— Э, танкист, ты за нас не переживай. Чуть что — мы уже на земле, окопчик сварганим, а ты пока развернешься на виду у всего света, под огнем пушек и минометов… Хорошо, если успеешь выскочить из горящей машины.
И то верно. Многие, особенно раненые и контуженые, не успевали. Это нам с Сашей повезло, мы под Чудовом успели и под Синявином тоже. И похоронки на нас обоих еще в сорок втором дома получили, а мы по сей день скрипим, ветеранами войны считаемся, каждый год девятого мая в именинниках ходим.

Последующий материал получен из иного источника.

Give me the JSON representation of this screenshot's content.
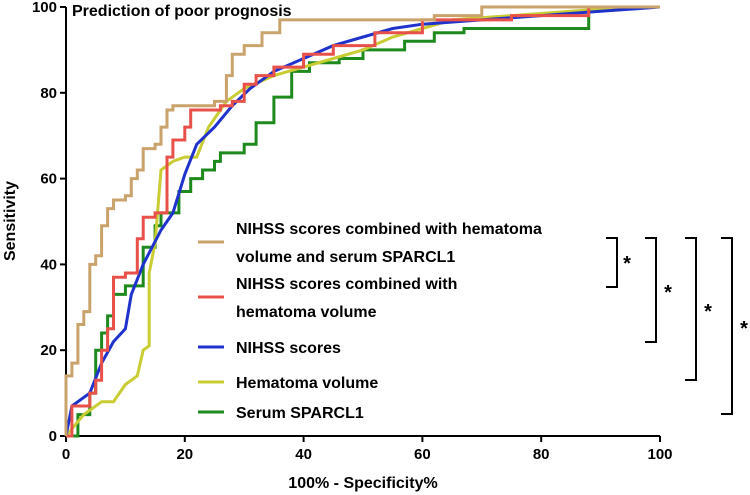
{
  "chart_data": {
    "type": "line",
    "title": "Prediction of poor prognosis",
    "xlabel": "100% - Specificity%",
    "ylabel": "Sensitivity",
    "xlim": [
      0,
      100
    ],
    "ylim": [
      0,
      100
    ],
    "xticks": [
      0,
      20,
      40,
      60,
      80,
      100
    ],
    "yticks": [
      0,
      20,
      40,
      60,
      80,
      100
    ],
    "grid": false,
    "legend_position": "center-right",
    "series": [
      {
        "name": "NIHSS scores combined with hematoma volume and serum SPARCL1",
        "color": "#c9a36b",
        "step": true,
        "points": [
          [
            0,
            0
          ],
          [
            0,
            14
          ],
          [
            1,
            14
          ],
          [
            1,
            17
          ],
          [
            2,
            17
          ],
          [
            2,
            26
          ],
          [
            3,
            26
          ],
          [
            3,
            29
          ],
          [
            4,
            29
          ],
          [
            4,
            40
          ],
          [
            5,
            40
          ],
          [
            5,
            42
          ],
          [
            6,
            42
          ],
          [
            6,
            49
          ],
          [
            7,
            49
          ],
          [
            7,
            53
          ],
          [
            8,
            53
          ],
          [
            8,
            55
          ],
          [
            10,
            55
          ],
          [
            10,
            56
          ],
          [
            11,
            56
          ],
          [
            11,
            60
          ],
          [
            12,
            60
          ],
          [
            12,
            62
          ],
          [
            13,
            62
          ],
          [
            13,
            67
          ],
          [
            15,
            67
          ],
          [
            15,
            68
          ],
          [
            16,
            68
          ],
          [
            16,
            72
          ],
          [
            17,
            72
          ],
          [
            17,
            76
          ],
          [
            18,
            76
          ],
          [
            18,
            77
          ],
          [
            25,
            77
          ],
          [
            25,
            78
          ],
          [
            27,
            78
          ],
          [
            27,
            84
          ],
          [
            28,
            84
          ],
          [
            28,
            89
          ],
          [
            30,
            89
          ],
          [
            30,
            91
          ],
          [
            33,
            91
          ],
          [
            33,
            94
          ],
          [
            36,
            94
          ],
          [
            36,
            97
          ],
          [
            48,
            97
          ],
          [
            48,
            97
          ],
          [
            62,
            97
          ],
          [
            62,
            98
          ],
          [
            70,
            98
          ],
          [
            70,
            100
          ],
          [
            100,
            100
          ]
        ]
      },
      {
        "name": "NIHSS scores combined with hematoma volume",
        "color": "#e8504a",
        "step": true,
        "points": [
          [
            0,
            0
          ],
          [
            1,
            0
          ],
          [
            1,
            7
          ],
          [
            4,
            7
          ],
          [
            4,
            10
          ],
          [
            5,
            10
          ],
          [
            5,
            13
          ],
          [
            6,
            13
          ],
          [
            6,
            20
          ],
          [
            7,
            20
          ],
          [
            7,
            25
          ],
          [
            8,
            25
          ],
          [
            8,
            37
          ],
          [
            10,
            37
          ],
          [
            10,
            38
          ],
          [
            12,
            38
          ],
          [
            12,
            46
          ],
          [
            13,
            46
          ],
          [
            13,
            51
          ],
          [
            15,
            51
          ],
          [
            15,
            52
          ],
          [
            17,
            52
          ],
          [
            17,
            65
          ],
          [
            18,
            65
          ],
          [
            18,
            69
          ],
          [
            20,
            69
          ],
          [
            20,
            72
          ],
          [
            21,
            72
          ],
          [
            21,
            76
          ],
          [
            26,
            76
          ],
          [
            26,
            77
          ],
          [
            28,
            77
          ],
          [
            28,
            78
          ],
          [
            30,
            78
          ],
          [
            30,
            82
          ],
          [
            32,
            82
          ],
          [
            32,
            84
          ],
          [
            35,
            84
          ],
          [
            35,
            86
          ],
          [
            40,
            86
          ],
          [
            40,
            89
          ],
          [
            45,
            89
          ],
          [
            45,
            91
          ],
          [
            52,
            91
          ],
          [
            52,
            94
          ],
          [
            60,
            94
          ],
          [
            60,
            97
          ],
          [
            75,
            97
          ],
          [
            75,
            98
          ],
          [
            88,
            98
          ],
          [
            88,
            100
          ],
          [
            100,
            100
          ]
        ]
      },
      {
        "name": "NIHSS scores",
        "color": "#1f33cc",
        "step": false,
        "points": [
          [
            0,
            0
          ],
          [
            1,
            7
          ],
          [
            4,
            10
          ],
          [
            6,
            17
          ],
          [
            8,
            22
          ],
          [
            10,
            25
          ],
          [
            11,
            33
          ],
          [
            13,
            40
          ],
          [
            16,
            48
          ],
          [
            18,
            52
          ],
          [
            20,
            61
          ],
          [
            22,
            68
          ],
          [
            25,
            72
          ],
          [
            28,
            77
          ],
          [
            31,
            81
          ],
          [
            35,
            85
          ],
          [
            40,
            88
          ],
          [
            45,
            91
          ],
          [
            50,
            93
          ],
          [
            55,
            95
          ],
          [
            60,
            96
          ],
          [
            70,
            97
          ],
          [
            80,
            98
          ],
          [
            90,
            99
          ],
          [
            100,
            100
          ]
        ]
      },
      {
        "name": "Hematoma volume",
        "color": "#c9cc33",
        "step": false,
        "points": [
          [
            0,
            0
          ],
          [
            3,
            5
          ],
          [
            6,
            8
          ],
          [
            8,
            8
          ],
          [
            10,
            12
          ],
          [
            12,
            14
          ],
          [
            13,
            20
          ],
          [
            14,
            21
          ],
          [
            14,
            38
          ],
          [
            15,
            45
          ],
          [
            16,
            62
          ],
          [
            18,
            64
          ],
          [
            20,
            65
          ],
          [
            22,
            65
          ],
          [
            24,
            72
          ],
          [
            27,
            78
          ],
          [
            30,
            81
          ],
          [
            35,
            84
          ],
          [
            40,
            86
          ],
          [
            45,
            88
          ],
          [
            50,
            90
          ],
          [
            55,
            93
          ],
          [
            60,
            95
          ],
          [
            65,
            97
          ],
          [
            75,
            98
          ],
          [
            85,
            99
          ],
          [
            95,
            100
          ],
          [
            100,
            100
          ]
        ]
      },
      {
        "name": "Serum SPARCL1",
        "color": "#1e8a1e",
        "step": true,
        "points": [
          [
            0,
            0
          ],
          [
            2,
            0
          ],
          [
            2,
            5
          ],
          [
            4,
            5
          ],
          [
            4,
            10
          ],
          [
            5,
            10
          ],
          [
            5,
            20
          ],
          [
            6,
            20
          ],
          [
            6,
            24
          ],
          [
            7,
            24
          ],
          [
            7,
            28
          ],
          [
            8,
            28
          ],
          [
            8,
            33
          ],
          [
            10,
            33
          ],
          [
            10,
            35
          ],
          [
            13,
            35
          ],
          [
            13,
            44
          ],
          [
            15,
            44
          ],
          [
            15,
            49
          ],
          [
            16,
            49
          ],
          [
            16,
            52
          ],
          [
            19,
            52
          ],
          [
            19,
            57
          ],
          [
            21,
            57
          ],
          [
            21,
            60
          ],
          [
            23,
            60
          ],
          [
            23,
            62
          ],
          [
            25,
            62
          ],
          [
            25,
            64
          ],
          [
            26,
            64
          ],
          [
            26,
            66
          ],
          [
            30,
            66
          ],
          [
            30,
            68
          ],
          [
            32,
            68
          ],
          [
            32,
            73
          ],
          [
            35,
            73
          ],
          [
            35,
            79
          ],
          [
            38,
            79
          ],
          [
            38,
            85
          ],
          [
            41,
            85
          ],
          [
            41,
            87
          ],
          [
            46,
            87
          ],
          [
            46,
            88
          ],
          [
            50,
            88
          ],
          [
            50,
            90
          ],
          [
            57,
            90
          ],
          [
            57,
            92
          ],
          [
            62,
            92
          ],
          [
            62,
            94
          ],
          [
            67,
            94
          ],
          [
            67,
            95
          ],
          [
            88,
            95
          ],
          [
            88,
            100
          ],
          [
            100,
            100
          ]
        ]
      }
    ],
    "significance": [
      {
        "label": "*"
      },
      {
        "label": "*"
      },
      {
        "label": "*"
      },
      {
        "label": "*"
      }
    ]
  }
}
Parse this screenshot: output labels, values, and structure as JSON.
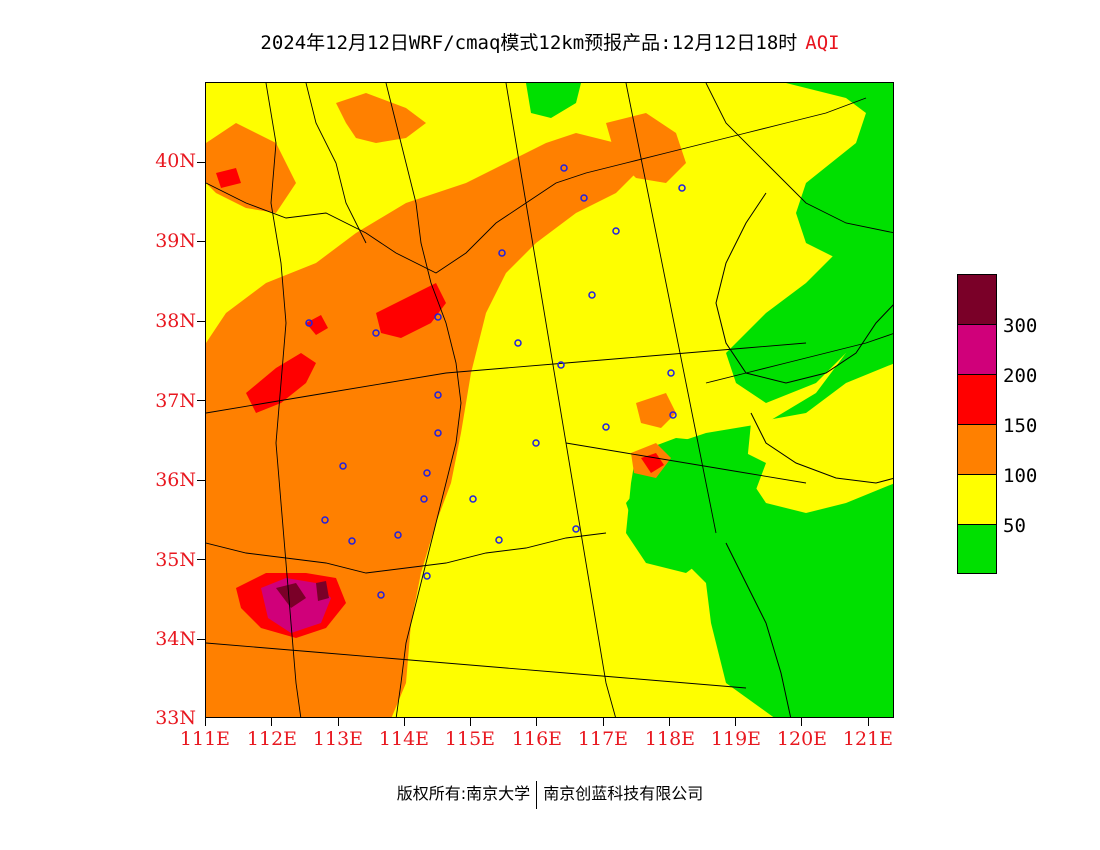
{
  "title": {
    "main": "2024年12月12日WRF/cmaq模式12km预报产品:12月12日18时",
    "product": "AQI"
  },
  "map": {
    "lat_labels": [
      "40N",
      "39N",
      "38N",
      "37N",
      "36N",
      "35N",
      "34N",
      "33N"
    ],
    "lon_labels": [
      "111E",
      "112E",
      "113E",
      "114E",
      "115E",
      "116E",
      "117E",
      "118E",
      "119E",
      "120E",
      "121E"
    ],
    "lat_range": [
      33,
      41
    ],
    "lon_range": [
      111,
      121.4
    ]
  },
  "legend": {
    "colors": [
      "#7a0028",
      "#d0007a",
      "#ff0000",
      "#ff8000",
      "#ffff00",
      "#00e000"
    ],
    "labels": [
      "300",
      "200",
      "150",
      "100",
      "50"
    ],
    "categories": [
      "> 300",
      "200-300",
      "150-200",
      "100-150",
      "50-100",
      "0-50"
    ]
  },
  "footer": {
    "left": "版权所有:南京大学",
    "right": "南京创蓝科技有限公司"
  }
}
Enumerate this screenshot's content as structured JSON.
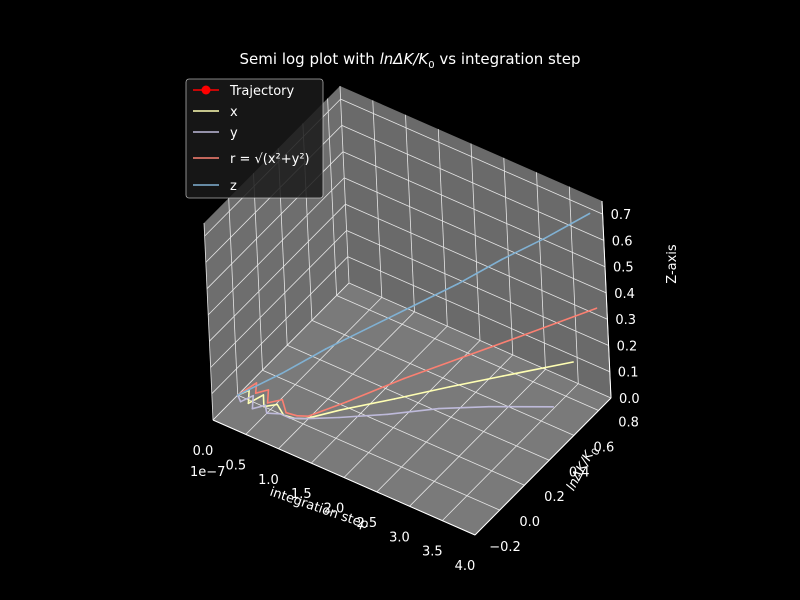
{
  "chart_data": {
    "type": "line",
    "projection": "3d",
    "title_prefix": "Semi log plot with ",
    "title_math": "lnΔK/K",
    "title_sub": "0",
    "title_suffix": " vs integration step",
    "xlabel": "integration step",
    "ylabel_main": "lnΔK/K",
    "ylabel_sub": "0",
    "zlabel": "Z-axis",
    "x_offset_label": "1e−7",
    "x_ticks": [
      "0.0",
      "0.5",
      "1.0",
      "1.5",
      "2.0",
      "2.5",
      "3.0",
      "3.5",
      "4.0"
    ],
    "y_ticks": [
      "−0.2",
      "0.0",
      "0.2",
      "0.4",
      "0.6",
      "0.8"
    ],
    "z_ticks": [
      "0.0",
      "0.1",
      "0.2",
      "0.3",
      "0.4",
      "0.5",
      "0.6",
      "0.7"
    ],
    "xlim": [
      0,
      4.0
    ],
    "ylim": [
      -0.2,
      0.9
    ],
    "zlim": [
      0,
      0.75
    ],
    "grid": true,
    "legend_position": "upper-left",
    "series": [
      {
        "name": "Trajectory",
        "color": "#ff0000",
        "marker": "circle",
        "x": [],
        "y": [],
        "z": []
      },
      {
        "name": "x",
        "color": "#ffffb3",
        "x": [
          0.0,
          0.1,
          0.2,
          0.3,
          0.4,
          0.55,
          0.7,
          0.85,
          1.0,
          1.4,
          2.0,
          2.6,
          3.2,
          4.0
        ],
        "y": [
          0.0,
          0.04,
          -0.02,
          0.05,
          0.0,
          0.03,
          0.0,
          0.01,
          0.02,
          0.1,
          0.22,
          0.35,
          0.47,
          0.62
        ],
        "z": [
          0.0,
          0.01,
          0.0,
          0.01,
          0.0,
          0.01,
          0.0,
          0.0,
          0.01,
          0.05,
          0.1,
          0.15,
          0.2,
          0.27
        ]
      },
      {
        "name": "y",
        "color": "#bebada",
        "x": [
          0.0,
          0.1,
          0.2,
          0.3,
          0.4,
          0.5,
          0.65,
          0.8,
          1.0,
          1.4,
          2.0,
          2.6,
          3.2,
          4.0
        ],
        "y": [
          0.0,
          -0.03,
          0.02,
          -0.04,
          0.01,
          -0.03,
          0.0,
          0.0,
          0.02,
          0.08,
          0.16,
          0.26,
          0.35,
          0.45
        ],
        "z": [
          0.0,
          0.0,
          0.01,
          0.0,
          0.0,
          0.0,
          0.0,
          0.0,
          0.01,
          0.03,
          0.07,
          0.11,
          0.14,
          0.18
        ]
      },
      {
        "name": "r = √(x²+y²)",
        "color": "#fb8072",
        "x": [
          0.0,
          0.1,
          0.2,
          0.3,
          0.4,
          0.55,
          0.7,
          0.85,
          1.0,
          1.4,
          2.0,
          2.6,
          3.2,
          4.0
        ],
        "y": [
          0.0,
          0.1,
          0.04,
          0.09,
          0.03,
          0.07,
          0.02,
          0.03,
          0.04,
          0.14,
          0.3,
          0.46,
          0.62,
          0.82
        ],
        "z": [
          0.0,
          0.01,
          0.01,
          0.01,
          0.0,
          0.01,
          0.0,
          0.0,
          0.01,
          0.06,
          0.14,
          0.21,
          0.28,
          0.38
        ]
      },
      {
        "name": "z",
        "color": "#80b1d3",
        "x": [
          0.0,
          0.5,
          1.0,
          1.5,
          2.0,
          2.5,
          3.0,
          3.5,
          4.0
        ],
        "y": [
          0.0,
          0.1,
          0.2,
          0.3,
          0.4,
          0.5,
          0.6,
          0.7,
          0.8
        ],
        "z": [
          0.0,
          0.09,
          0.19,
          0.28,
          0.37,
          0.46,
          0.56,
          0.65,
          0.75
        ]
      }
    ]
  }
}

Узнав, что перед ними старый солдат Великой Отечественной, да еще боевой друг Роби Тислера, ребята сразу как-то помягчели, сбросили с себя браваду, заговорили нормальным языком. И тон задавала девушка — Регина. Задорная, пытливая, она показалась Заречному душой этой маленькой компании. Хотя лидерство Айвара Тислера не подвергалось сомнению: он — преподаватель, они — студенты.
Регина больше всех расспрашивала Заречного о бытовых деталях войны — в каких условиях спали, чем кормили в окружении, как жили на войне женщины. Айвар даже засмеялся:
— В свое время мою маму она замучила этими расспросами. Как будто сама на войну собирается.
— А что? — сверкнула глазами Регина. — Ведь еще неизвестно…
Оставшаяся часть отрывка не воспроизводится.